—¿¡Pero cómo se te ocurre desvelar la patata!? —me dijo.
—¡Y yo qué sé! —contesté, tratando de excusarme, pero su mirada furiosa esperaba algo más. Quise preguntarle desde cuándo se desvelan las patatas, pero no quería que me tomara por idiota. Hubo un momento de silencio, pasos alrededor de mí y un gran suspiro de decepción. «Otra vez», pensé, y sentí cómo algo dentro de mí se retorcía y me ablandaba entero. Apreté los ojos: no quería llorar. No otra vez. Si lloraba, habría más suspiros, más miradas y un «Ya está otra vez» que haría aumentar su desprecio.
Lo cierto es que no sabía cómo se había desvelado la patata. Y, ¿por qué pensaba que había sido yo? Ni siquiera había preguntado cómo fue: «¿¡Pero cómo se te ocurre desvelar la patata!?»
—¿No contestas? —me espetó.
—¿Eh? ¡Ah! —dije con elocuencia.
Sus ojos en blanco me hicieron comprender que no hacía falta que llorara para terminar de decepcionarla. Bajaría la mirada, cerraría los ojos y se llevaría el pulgar y el índice a las cejas, suspiraría de nuevo y, dándome por perdido, saldría de la cocina sin mirarme. No podía permitirlo: tenía que hacer algo. Balbuceé; traté de acercarme a su lado y pedirle que me perdonara: trastabillé con las patas de la silla y la mesa, caí a sus pies. Levanté los ojos esbozando una tímida sonrisa y me encontré con su mirada llena de odio.
Cerró los ojos y se llevó el pulgar y el índice a las cejas. Dentro de unos instantes se acabaría todo, y todo por la maldita patata, que se había desvelado. ¿Qué podía haber hecho yo si las patatas se desvelan?
Oí un suspiro.
No sé muy bien cómo sucedió ni por qué lo hice, pero me imaginé su cara si de repente me hubiese levantado y echado la dichosa patata a la olla con agua hirviendo: comencé a reír.
Aquello la enfureció. Me hizo la pregunta evidente de qué me parecía tan gracioso y, por supuesto, mi falta de ingenio contestó con una respuesta ridícula.
—Eres un animal —me dijo.
Y la risa se convirtió en carcajada. Yo no quería reírme, lo juro, me parecía descortés pero, en fin, ¿qué podía hacer? Me incorporé mientras me pedía que dejara de reír. Me acerqué a ella para pedirle que se calmara pero me rechazó.
Lo que ocurrió entonces, bueno, es un poco confuso y no sé cómo explicarlo. Ante todo, creánme si les digo que fue la patata.
—En fin, lo siento —dije acercándome a ella—. Ha sido un error.
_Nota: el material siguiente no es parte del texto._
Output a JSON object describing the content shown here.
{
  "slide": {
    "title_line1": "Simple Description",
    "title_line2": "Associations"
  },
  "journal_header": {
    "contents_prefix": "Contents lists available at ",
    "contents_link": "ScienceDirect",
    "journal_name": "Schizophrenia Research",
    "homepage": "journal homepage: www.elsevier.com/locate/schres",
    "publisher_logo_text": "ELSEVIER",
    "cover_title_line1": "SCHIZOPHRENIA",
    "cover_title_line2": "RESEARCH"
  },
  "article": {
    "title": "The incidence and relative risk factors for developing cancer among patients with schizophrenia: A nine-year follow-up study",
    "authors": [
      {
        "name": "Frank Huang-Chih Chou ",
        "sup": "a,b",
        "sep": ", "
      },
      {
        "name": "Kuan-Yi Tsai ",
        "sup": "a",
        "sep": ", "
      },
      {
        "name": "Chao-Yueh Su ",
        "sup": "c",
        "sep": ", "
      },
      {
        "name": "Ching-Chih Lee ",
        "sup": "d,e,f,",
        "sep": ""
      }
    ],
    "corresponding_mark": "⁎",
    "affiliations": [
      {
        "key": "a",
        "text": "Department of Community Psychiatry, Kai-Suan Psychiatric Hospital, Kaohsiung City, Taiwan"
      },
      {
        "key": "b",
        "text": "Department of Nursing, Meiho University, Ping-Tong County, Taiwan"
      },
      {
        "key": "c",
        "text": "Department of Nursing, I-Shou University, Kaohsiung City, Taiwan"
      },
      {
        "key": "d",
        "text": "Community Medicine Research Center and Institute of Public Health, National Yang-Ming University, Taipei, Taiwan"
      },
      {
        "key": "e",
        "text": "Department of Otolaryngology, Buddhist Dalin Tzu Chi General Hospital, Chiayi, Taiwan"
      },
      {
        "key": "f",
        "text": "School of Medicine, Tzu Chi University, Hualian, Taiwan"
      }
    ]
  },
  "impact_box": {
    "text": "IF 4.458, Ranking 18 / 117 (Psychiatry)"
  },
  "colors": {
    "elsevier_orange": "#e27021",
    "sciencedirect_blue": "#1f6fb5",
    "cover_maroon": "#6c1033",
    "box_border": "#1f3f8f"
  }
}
Vamos, vamos, ¿por qué esa cara? Ven aquí, ven.
Y la traje hacia mí y la tuve en mis brazos mientras sentía cómo su tensión y sus nervios iban desapareciendo. Nos mecimos en un abrazo cálido que duró un tiempo impreciso. Lloró en mi hombro y me apretujo fuerte. ¿Hacía cuánto no me abrazaba de esa manera?
Rompió a llorar con más fuerza. Pregunté qué le ocurría y ella dijo algo que no acerté a entender.
—¿Qué? —pregunté.
—¿Por qué eres tan inútil? —repitió.
Tenía que salvar la situación y hacerla reír de alguna manera, así que empecé:
—Bueno, querida, todo comenzó en una noche de 1976, cuando mis padres…
Entonces, vi cómo la patata se acercaba despacio a la olla llena de agua hirviendo, dispuesta a zambullirse en ella. Había que evitarlo a toda costa y no por la patata, que además de desvelada iba a acabar ahogada y pocha, ni tampoco por mí, porque yo ya poco podía hacer para enmendar mi situación, sino por ella, porque no se merecía otra vez un descuido como aquél.
De modo que la aparté a un lado y me lancé hacia la patata, dispuesto a impedir, a toda costa, que mi mujer se sumiera en la desesperación.
Hubo una olla en el suelo, ruidos de campana, agua hirviendo por toda la encimera, vapor; hubo una quemadura en mi mano izquierda, un plato roto y garbanzos por todos lados pero, ¡y esto fue lo mejor!, había salvado la patata.
La tenía triunfante en mi mano derecha y me giré orgulloso, dispuesto a enseñársela. Cuando me di la vuelta, para mi sorpresa, mi mujer ya no estaba.
Al otro lado de la casa, lejano, se escuchó el sonido seco de una puerta cerrándose.